Existing tools standardize how flags are evaluated. OES standardizes how experiments are documented and exchanged — design, metrics, results, decisions, and the trust checks that justify them.

Top-level envelope

A short, predictable structure makes documents safe to parse, even when fields are extended.

{
  "schemaVersion": "0.1.0",
  "objectType": "experiment",
  "experiment": {},
  "design": {},
  "variants": [],
  "metrics": [],
  "analysis": {},
  "results": {},
  "scorecard": {},
  "decision": {},
  "qualityChecks": [],
  "artifacts": [],
  "provenance": {},
  "extensions": {}
}

Design principles

Separate planning from outcomes

The standard distinguishes what was planned, what happened, how it was analyzed, what was concluded, and what should be shown to humans.

Snapshot, don't reference

Metric definitions, code versions, and warehouse queries are captured into the document at analysis time — they may have changed by the time you reread it.

Extensible by namespace

Vendor-specific fields live under extensions.*. Importers must safely ignore unknown extensions instead of rejecting documents.

Trust is first-class

Sample ratio mismatch, exposure health, invariant metrics, and other quality checks are part of the standard, not an afterthought.

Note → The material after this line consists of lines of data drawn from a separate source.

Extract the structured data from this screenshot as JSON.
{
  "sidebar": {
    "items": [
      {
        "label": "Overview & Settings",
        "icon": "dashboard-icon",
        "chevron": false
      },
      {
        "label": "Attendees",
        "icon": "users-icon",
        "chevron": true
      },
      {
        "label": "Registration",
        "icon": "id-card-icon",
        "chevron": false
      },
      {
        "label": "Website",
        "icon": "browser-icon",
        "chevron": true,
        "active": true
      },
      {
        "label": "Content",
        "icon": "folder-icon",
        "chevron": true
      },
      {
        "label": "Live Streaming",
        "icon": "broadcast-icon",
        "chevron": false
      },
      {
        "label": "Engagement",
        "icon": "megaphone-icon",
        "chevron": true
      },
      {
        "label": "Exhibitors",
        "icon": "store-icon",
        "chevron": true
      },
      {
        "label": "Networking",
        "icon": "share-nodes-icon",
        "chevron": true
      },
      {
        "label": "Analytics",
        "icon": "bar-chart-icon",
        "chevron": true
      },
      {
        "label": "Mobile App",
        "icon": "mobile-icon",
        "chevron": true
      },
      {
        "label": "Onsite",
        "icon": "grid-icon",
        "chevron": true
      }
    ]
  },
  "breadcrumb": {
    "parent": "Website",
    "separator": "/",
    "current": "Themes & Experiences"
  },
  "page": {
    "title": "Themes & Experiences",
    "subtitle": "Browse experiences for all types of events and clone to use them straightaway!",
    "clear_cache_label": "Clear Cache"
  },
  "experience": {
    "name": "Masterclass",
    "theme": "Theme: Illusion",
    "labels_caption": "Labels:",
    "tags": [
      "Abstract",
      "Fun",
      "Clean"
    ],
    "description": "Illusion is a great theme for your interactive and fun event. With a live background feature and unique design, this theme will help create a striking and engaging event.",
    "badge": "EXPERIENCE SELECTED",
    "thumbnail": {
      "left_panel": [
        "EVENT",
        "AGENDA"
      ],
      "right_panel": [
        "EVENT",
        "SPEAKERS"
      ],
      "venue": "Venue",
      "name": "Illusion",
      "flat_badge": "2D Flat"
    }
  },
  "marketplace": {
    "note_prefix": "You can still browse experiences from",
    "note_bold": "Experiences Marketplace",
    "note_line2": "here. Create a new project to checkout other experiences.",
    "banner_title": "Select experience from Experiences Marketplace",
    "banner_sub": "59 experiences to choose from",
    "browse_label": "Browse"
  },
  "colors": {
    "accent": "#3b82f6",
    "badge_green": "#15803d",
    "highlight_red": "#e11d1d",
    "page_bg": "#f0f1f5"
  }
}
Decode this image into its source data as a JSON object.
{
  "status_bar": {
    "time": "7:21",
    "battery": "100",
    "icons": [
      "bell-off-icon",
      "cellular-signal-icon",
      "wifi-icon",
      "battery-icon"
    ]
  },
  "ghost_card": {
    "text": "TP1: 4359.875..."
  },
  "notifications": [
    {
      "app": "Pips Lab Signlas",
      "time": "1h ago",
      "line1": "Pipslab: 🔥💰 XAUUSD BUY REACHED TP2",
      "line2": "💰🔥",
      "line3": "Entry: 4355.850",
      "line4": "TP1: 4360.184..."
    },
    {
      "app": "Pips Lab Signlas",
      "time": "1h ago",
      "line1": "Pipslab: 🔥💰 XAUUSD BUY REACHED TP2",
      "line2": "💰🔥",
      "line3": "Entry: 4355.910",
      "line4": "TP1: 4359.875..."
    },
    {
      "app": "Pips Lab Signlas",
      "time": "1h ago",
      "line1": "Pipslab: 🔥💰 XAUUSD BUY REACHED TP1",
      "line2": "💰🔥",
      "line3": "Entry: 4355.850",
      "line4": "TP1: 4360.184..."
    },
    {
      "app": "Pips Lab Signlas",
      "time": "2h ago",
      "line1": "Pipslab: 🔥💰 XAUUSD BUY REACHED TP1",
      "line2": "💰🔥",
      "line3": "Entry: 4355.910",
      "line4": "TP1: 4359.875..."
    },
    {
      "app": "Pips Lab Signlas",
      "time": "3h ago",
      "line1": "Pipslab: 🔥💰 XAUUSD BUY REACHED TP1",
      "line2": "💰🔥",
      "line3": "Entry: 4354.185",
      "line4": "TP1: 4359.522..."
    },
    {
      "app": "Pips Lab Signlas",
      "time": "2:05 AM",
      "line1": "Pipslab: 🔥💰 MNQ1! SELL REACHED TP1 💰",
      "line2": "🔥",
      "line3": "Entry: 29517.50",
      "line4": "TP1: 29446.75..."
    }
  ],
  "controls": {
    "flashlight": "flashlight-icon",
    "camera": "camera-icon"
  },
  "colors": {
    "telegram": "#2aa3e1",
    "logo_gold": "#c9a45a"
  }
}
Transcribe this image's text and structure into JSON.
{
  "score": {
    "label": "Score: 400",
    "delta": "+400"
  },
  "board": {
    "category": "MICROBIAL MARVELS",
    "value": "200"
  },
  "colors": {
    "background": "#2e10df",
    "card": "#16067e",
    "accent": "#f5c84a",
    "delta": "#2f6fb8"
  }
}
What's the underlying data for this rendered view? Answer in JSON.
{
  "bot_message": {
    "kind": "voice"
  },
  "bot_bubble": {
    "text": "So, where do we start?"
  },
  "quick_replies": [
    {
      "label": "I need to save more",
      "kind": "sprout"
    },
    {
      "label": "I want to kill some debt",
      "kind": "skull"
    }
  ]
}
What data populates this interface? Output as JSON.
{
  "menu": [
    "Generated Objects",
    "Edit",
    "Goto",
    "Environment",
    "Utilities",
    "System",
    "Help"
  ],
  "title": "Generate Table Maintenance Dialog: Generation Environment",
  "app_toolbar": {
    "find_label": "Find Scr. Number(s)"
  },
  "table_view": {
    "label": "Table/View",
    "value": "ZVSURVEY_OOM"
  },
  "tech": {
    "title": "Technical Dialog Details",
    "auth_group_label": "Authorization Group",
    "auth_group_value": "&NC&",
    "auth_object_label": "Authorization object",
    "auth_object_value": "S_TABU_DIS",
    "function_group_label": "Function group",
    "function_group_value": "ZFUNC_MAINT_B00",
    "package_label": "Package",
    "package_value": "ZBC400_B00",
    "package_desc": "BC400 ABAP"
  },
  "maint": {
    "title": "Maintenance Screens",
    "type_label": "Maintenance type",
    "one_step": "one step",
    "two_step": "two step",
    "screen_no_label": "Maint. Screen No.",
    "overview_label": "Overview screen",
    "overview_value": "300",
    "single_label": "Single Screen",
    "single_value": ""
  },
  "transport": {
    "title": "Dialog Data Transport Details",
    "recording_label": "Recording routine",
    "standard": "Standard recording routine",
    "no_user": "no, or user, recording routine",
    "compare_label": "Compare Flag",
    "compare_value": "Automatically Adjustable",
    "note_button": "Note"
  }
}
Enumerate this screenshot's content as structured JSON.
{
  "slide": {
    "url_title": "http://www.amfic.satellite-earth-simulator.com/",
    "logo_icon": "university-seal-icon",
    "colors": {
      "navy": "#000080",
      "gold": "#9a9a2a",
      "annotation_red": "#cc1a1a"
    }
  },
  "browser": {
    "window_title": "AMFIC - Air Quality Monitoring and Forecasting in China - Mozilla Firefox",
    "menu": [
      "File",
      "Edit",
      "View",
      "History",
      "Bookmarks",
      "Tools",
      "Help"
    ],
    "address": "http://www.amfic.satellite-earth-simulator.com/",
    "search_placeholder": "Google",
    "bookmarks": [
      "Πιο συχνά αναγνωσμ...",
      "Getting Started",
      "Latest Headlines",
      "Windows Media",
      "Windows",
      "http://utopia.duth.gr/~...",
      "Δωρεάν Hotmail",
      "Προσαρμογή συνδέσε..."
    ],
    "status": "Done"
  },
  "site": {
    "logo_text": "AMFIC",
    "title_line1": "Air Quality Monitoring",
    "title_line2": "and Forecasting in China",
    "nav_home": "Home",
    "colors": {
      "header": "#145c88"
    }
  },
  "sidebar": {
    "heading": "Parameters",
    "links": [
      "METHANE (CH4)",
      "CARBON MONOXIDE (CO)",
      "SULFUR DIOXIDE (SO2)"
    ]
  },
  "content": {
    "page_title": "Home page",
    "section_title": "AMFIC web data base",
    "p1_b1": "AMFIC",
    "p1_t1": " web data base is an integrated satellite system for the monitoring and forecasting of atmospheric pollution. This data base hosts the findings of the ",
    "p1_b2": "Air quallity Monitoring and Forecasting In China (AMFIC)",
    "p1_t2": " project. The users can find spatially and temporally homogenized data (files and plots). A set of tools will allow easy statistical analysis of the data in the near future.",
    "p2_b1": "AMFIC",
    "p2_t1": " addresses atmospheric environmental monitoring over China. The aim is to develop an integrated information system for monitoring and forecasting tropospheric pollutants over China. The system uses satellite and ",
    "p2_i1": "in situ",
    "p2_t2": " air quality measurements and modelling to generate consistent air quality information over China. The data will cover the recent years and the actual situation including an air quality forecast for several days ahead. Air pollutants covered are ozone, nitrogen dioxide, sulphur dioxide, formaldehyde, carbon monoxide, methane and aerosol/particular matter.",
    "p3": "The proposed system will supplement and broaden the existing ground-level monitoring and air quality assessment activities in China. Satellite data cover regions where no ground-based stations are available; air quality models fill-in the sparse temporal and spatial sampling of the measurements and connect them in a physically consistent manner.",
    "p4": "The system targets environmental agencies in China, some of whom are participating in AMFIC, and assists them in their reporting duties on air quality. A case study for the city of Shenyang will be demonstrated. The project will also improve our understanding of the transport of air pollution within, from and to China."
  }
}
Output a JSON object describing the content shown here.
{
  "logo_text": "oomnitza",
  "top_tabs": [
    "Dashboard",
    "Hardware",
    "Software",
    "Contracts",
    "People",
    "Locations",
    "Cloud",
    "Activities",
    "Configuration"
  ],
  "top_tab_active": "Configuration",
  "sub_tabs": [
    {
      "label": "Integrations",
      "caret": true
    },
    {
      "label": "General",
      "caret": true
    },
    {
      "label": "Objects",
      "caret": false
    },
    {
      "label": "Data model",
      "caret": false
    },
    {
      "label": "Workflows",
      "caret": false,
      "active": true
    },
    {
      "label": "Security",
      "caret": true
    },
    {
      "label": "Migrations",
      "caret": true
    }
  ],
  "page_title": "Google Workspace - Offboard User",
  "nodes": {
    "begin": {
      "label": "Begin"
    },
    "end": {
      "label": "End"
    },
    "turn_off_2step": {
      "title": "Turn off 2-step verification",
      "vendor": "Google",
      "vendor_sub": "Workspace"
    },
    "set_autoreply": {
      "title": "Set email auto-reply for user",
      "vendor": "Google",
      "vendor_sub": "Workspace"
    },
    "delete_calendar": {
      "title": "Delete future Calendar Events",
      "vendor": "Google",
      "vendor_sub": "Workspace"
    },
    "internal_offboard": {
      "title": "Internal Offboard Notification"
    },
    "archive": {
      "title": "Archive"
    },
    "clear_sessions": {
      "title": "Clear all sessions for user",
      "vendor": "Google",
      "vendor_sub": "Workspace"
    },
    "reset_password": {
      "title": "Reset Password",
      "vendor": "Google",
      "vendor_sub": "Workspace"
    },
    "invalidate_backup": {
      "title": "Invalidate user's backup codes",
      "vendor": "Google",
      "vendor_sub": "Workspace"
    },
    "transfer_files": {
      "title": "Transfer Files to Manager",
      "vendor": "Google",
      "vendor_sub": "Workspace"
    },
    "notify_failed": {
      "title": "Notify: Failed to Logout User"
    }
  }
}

Decisions, not just results

Experiments fail as institutional memory when the result exists but the decision does not. OES makes the decision a first-class object.

Bundle, don't fragment

JSON is the canonical manifest. Charts, CSVs, SQL, notebooks, and HTML reports travel alongside it as a research object.

What's in the spec

Twelve sections, ordered from envelope to artifacts. The MVP covers the fields needed for the 80% of online A/B tests teams run today.

MVP at a glance

For v0.1, we don't try to model every possible statistical method. We start with the fields needed for the 80% case:

  • Experiment identity: ID, title, status, owner, hypothesis, dates
  • Design: type, randomization unit, population, allocation, variants
  • Metrics: definitions with role, direction, window, data source
  • Results: sample sizes, deltas, intervals, p-values or Bayesian probabilities
  • Scorecard: primary outcome, guardrails, overall result, recommended action
  • Decision: ship / do-not-ship / iterate / rerun, with rationale
  • Quality checks: SRM, exposure health, invariants, data freshness
  • Artifacts and provenance: links to charts, SQL, dashboards, commits, source system

How it relates to OpenFeature

OpenFeature standardizes how applications evaluate feature flags and associate those evaluations with downstream outcomes. OES standardizes how experiment plans, metrics, results, scorecards, and decisions are exchanged after or during analysis. The two are complementary, not competitive.